2017: Stella d’oro lilies and ditch lilies at twenty-nine blossoms each, three bright yellow everbloomers, still nine Asiatics. Milkweed buds showing color. One monarda open here and at Jill’s.

2018: Jill found the first purple coneflower and the first monarda in bloom on our evening walk. Down High Street at about 7:00 this evening we came upon a noisy flock of grackles around a small, solitary hawk, perhaps a red-shouldered hawk or Cooper’s hawk.

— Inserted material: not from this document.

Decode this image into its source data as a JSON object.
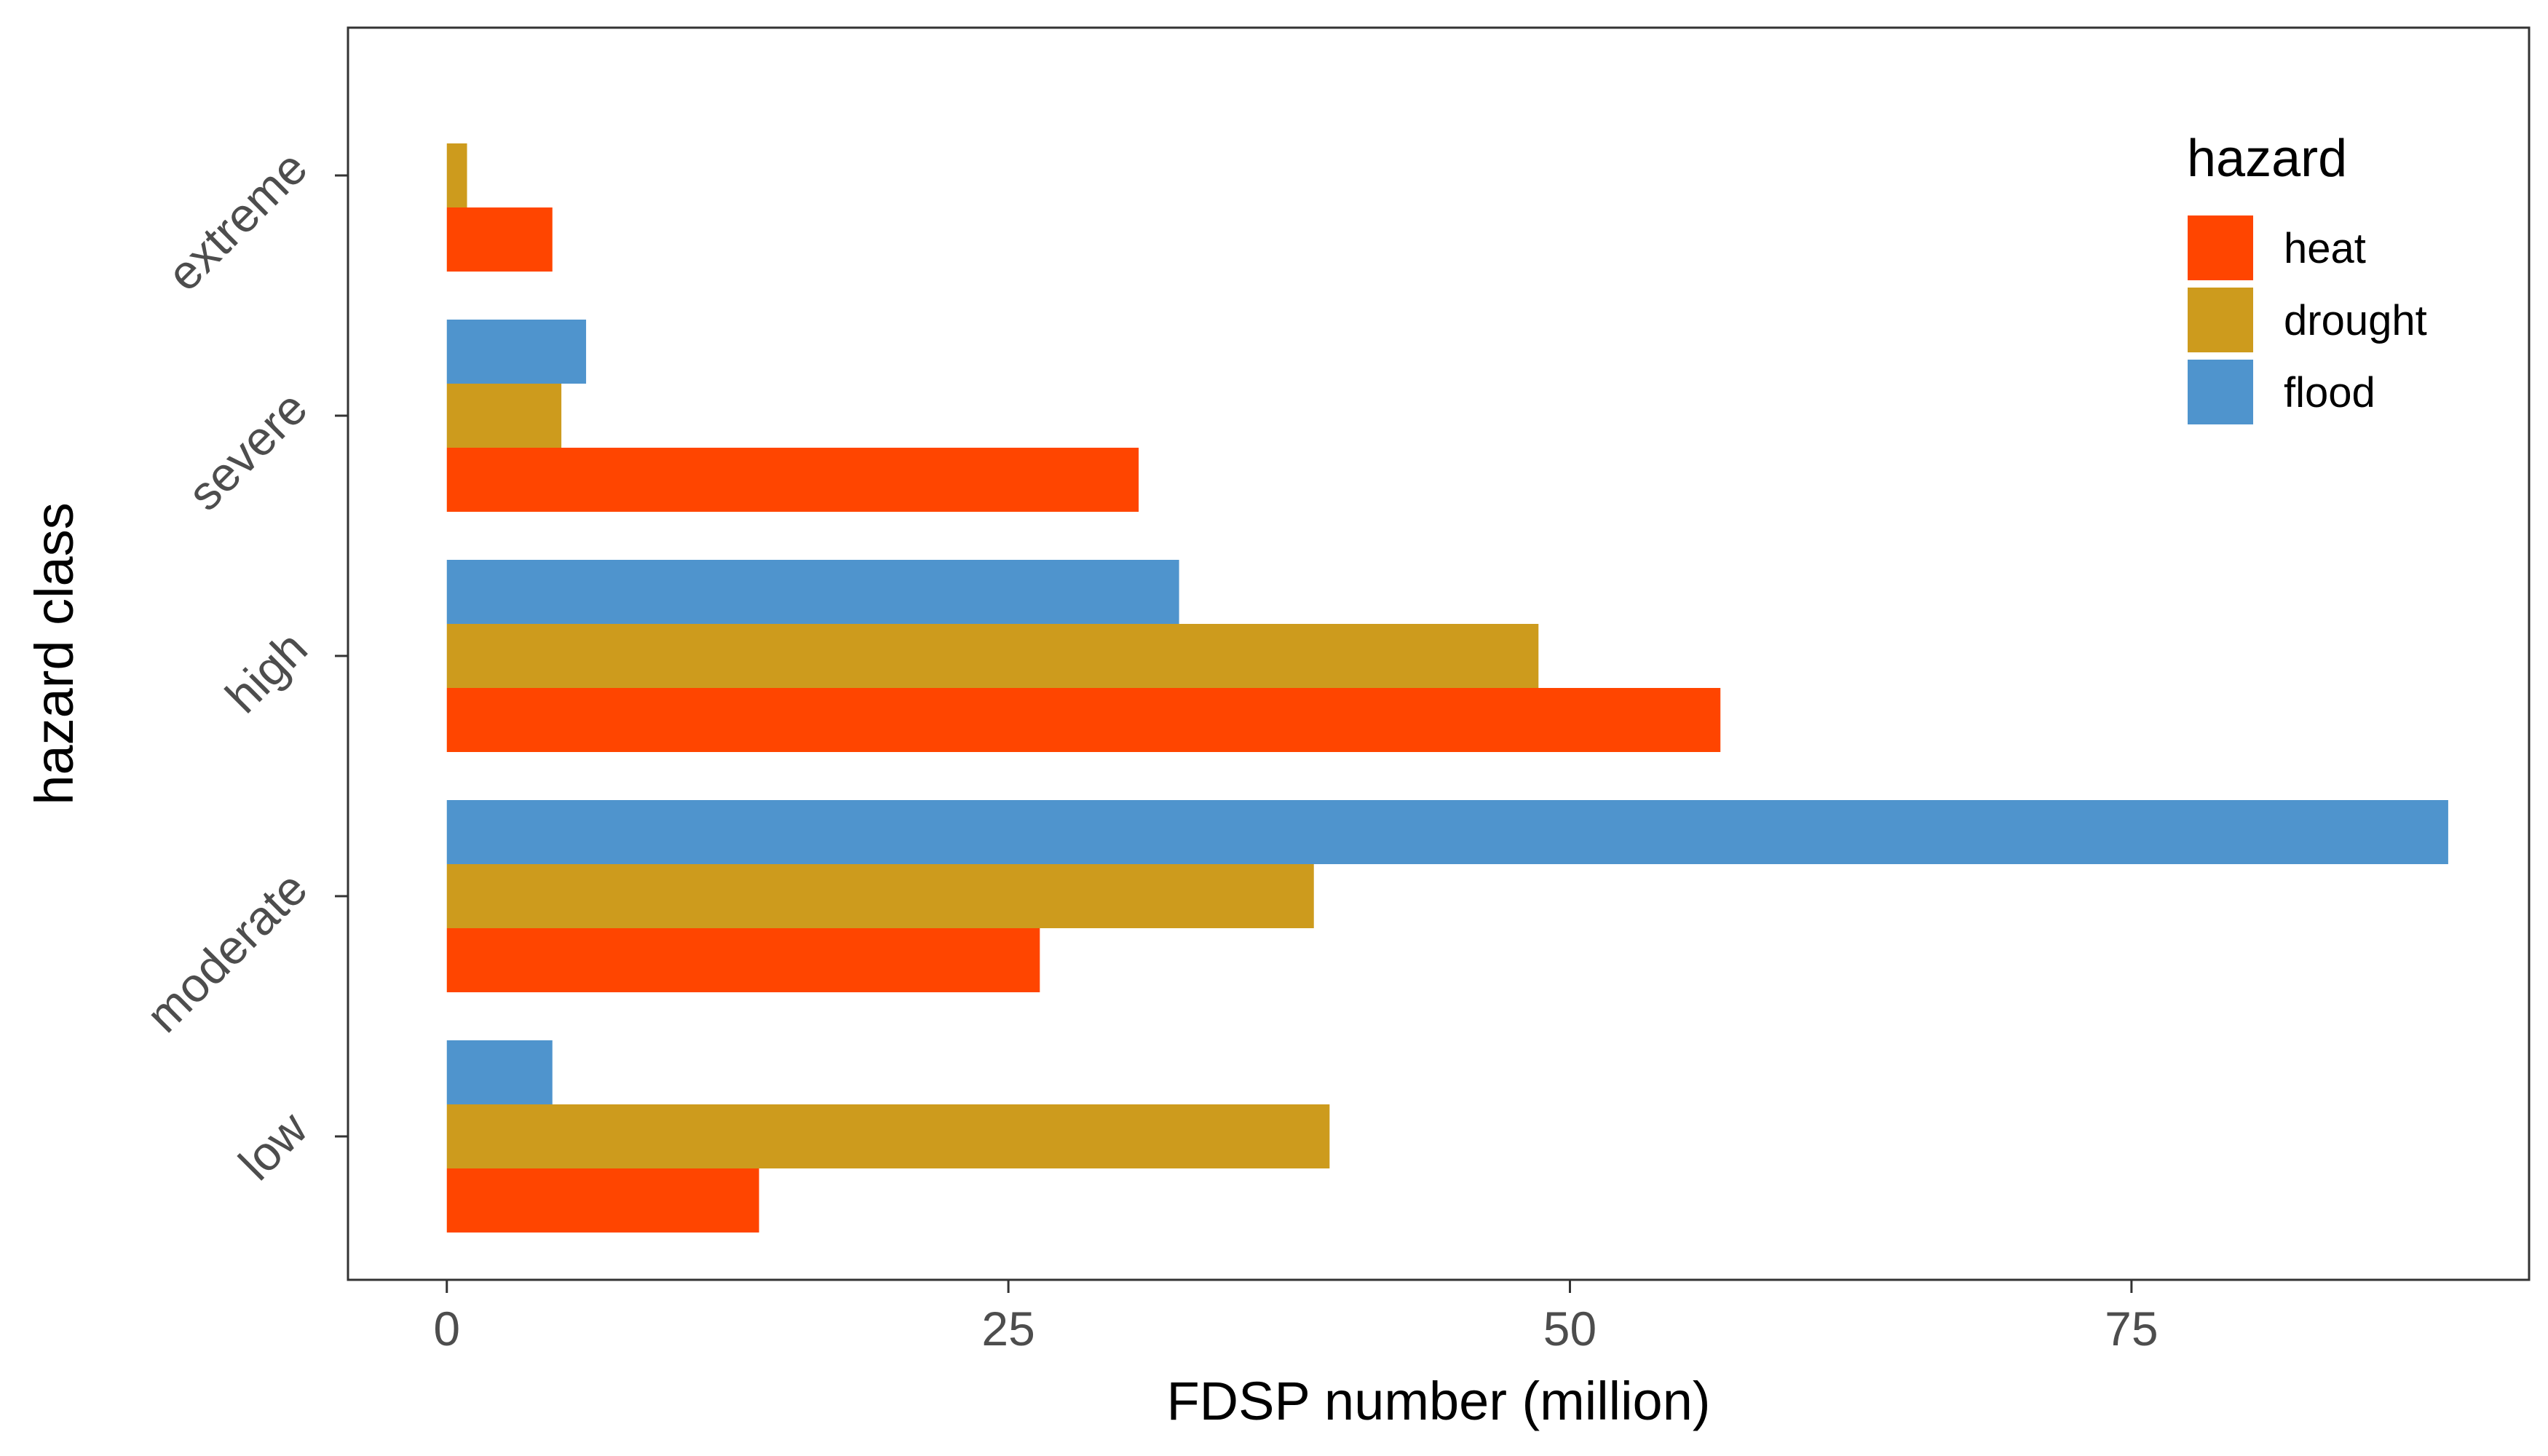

After a few minutes they drove it away and followed in pursuit. A humid evening walk, crescent moon high in the west, sky aquamarine, Venus in the northwest, fireflies all about.

2019: More heavy rain throughout the night. Two robin fledglings seen on my walk with Ranger before sunrise. Five Stella d’oro lilies open this morning, no day lilies or ditch lilies, and the heliopsis is unraveling. I noticed that the drooping buds of the lizard’s tail have formed near the pond. Several purple coneflowers noticed blooming in town. Half an hour north of Yellow Springs, the rolling hills around Troy have wheat fields all golden. One field seen with corn knee high – but there were many patches where the corn had been lodged by the wind and rain.

2020: High pressure continues, barometer at 30.35 for the fourth day, mild and breezy. Thirteen Stella d’oro lilies open this morning, five Japanese pond iris, the first two ditch lilies bloomed in the yard, and the first heliopsis flower unraveled all the way. First milkweed bug found in the milkweed. Very small rabbits seen in the Limestone Street alley, and two at home in the yard. Fireflies flickering after sundown through the neighborhood.

From Goshen, Indiana, Judy sends the following: “Writing to say that we had a parade of nearly 20 geese this morning, and it’s now difficult to tell the young ones from the parents.  Some of them are quite aggressive, snaking their necks out and trying to bully the others.”

From pairing off in early March to having fledglings almost adult size, the geese have progressed right on schedule.

 

I stood there watching the wind ripple and wave through the grain, a sea of green animated with constant, unceasing movement, swirling about my waist as if alive, following no pattern of movement but waving now this way, now that, filled with an eternal surging restlessness, a great stirring of life, rustling in its undulations, and I thought of it as a symbol of life itself: the heavy heads holding the staff of life, bending and swaying in the warm south wind.